El año pasado, Túnez creó una Comisión de la Verdad y la Dignidad para investigar los presuntos abusos del régimen de Ben Alí, apartado del poder durante la revolución de 2011. Es la primera vez que una comisión tiene ese nombre, que constituye un acertado reconocimiento de la relación entre ambas ideas.

La atrocidad cometida la pasada semana en Túnez amenaza con aplastar la última flor de la «Primavera árabe». Los autores de esa acción no podrían haberle hecho un mayor favor al antiguo régimen tunecino, que pretende encubrir los abusos perpetrados mientras lo sostenían y toleraban sus aliados europeos y los Estados Unidos. En estos momentos, Túnez tiene que optar entre buscar excusas para deslizarse de nuevo hacia las prácticas antidemocráticas o mantener su firme compromiso con la verdad en la causa de la dignidad.

Y cuando se cometan abusos habrá que denunciarlos, no ocultarlos 'por razones de seguridad'. Cuando se oculta la verdad sobre los abusos, ya nadie está a salvo a largo plazo.

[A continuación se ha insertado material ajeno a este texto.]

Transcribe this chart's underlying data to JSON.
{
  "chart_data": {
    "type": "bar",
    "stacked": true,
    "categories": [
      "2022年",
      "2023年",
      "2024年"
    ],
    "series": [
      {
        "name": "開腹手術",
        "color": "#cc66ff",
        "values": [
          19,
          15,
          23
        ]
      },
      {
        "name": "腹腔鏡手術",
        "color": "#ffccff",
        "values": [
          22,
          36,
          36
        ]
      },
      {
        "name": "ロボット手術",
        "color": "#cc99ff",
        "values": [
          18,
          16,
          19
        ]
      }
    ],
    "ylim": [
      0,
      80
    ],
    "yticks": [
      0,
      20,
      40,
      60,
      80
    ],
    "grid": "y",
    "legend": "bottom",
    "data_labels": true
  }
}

Romero se comprometió con esa idea incluso cuando el Gobierno salvadoreño le acusaba de ser un títere de la guerrilla comunista. Se enfrentó a las mismas calumnias a las que siempre se enfrentan quienes defienden los derechos humanos. La cuestión es que los derechos humanos son para todos. Por definición, benefician a nuestros enemigos tanto como a nosotros. Para detener las violaciones de derechos humanos no debemos defenderlos para nuestros amigos y negárselos a nuestros enemigos. No hay mejor manera que esa para socavar los derechos que tanto decimos valorar.

 

*Paul Seils es vicepresidente del Centro Internacional para la Justicia Transicional (ICTJ), con sede en Nueva York.